Structural investigations of proteins encoded by SARS‐CoV‐2

It is hard to overestimate the influence of the COVID‐19 pandemic on scientific research in the last two and a half years. Within a few weeks after the first cases of the disease were reported, the causative agent, now known as SARS‐CoV‐2, was identified, its genome was sequenced, individual proteins were expressed and purified, and structural work commenced. The originally described SARS‐CoV‐2 isolate (GenBank: MN908947.3) has a positive‐sense single‐stranded (ss) RNA genome consisting of 29,903 bases. The genome encodes 29 proteins falling into structural and nonstructural categories, expressed as polyproteins that have to be cleaved into the final products by two virally encoded cysteine proteases.
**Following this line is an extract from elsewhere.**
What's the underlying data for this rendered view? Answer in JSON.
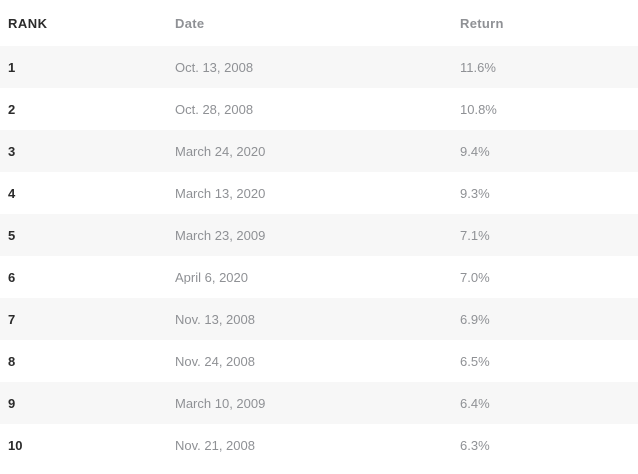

This “In the Limelight” special issue of FEBS Open Bio includes three review articles, focused on different aspects of the structure and other properties of selected examples of SARS‐CoV‐2 proteins: (a) the properties of the Nsp14 and Nsp15 ribonucleases; (b) the current state of knowledge of the molecular mechanisms for the translation of both viral transcripts and cellular messenger RNAs, with a focus on the properties of the Nsp1 protein; and (c) the structural properties and evolution of the spike proteins in SARS‐CoV‐2 and other coronaviruses. These three reviews describe very different aspects of work that ultimately should lead to the development of more vaccines, antibodies, and small molecule drugs, necessary to combat this pandemic, as well as to counter future variants of this coronavirus.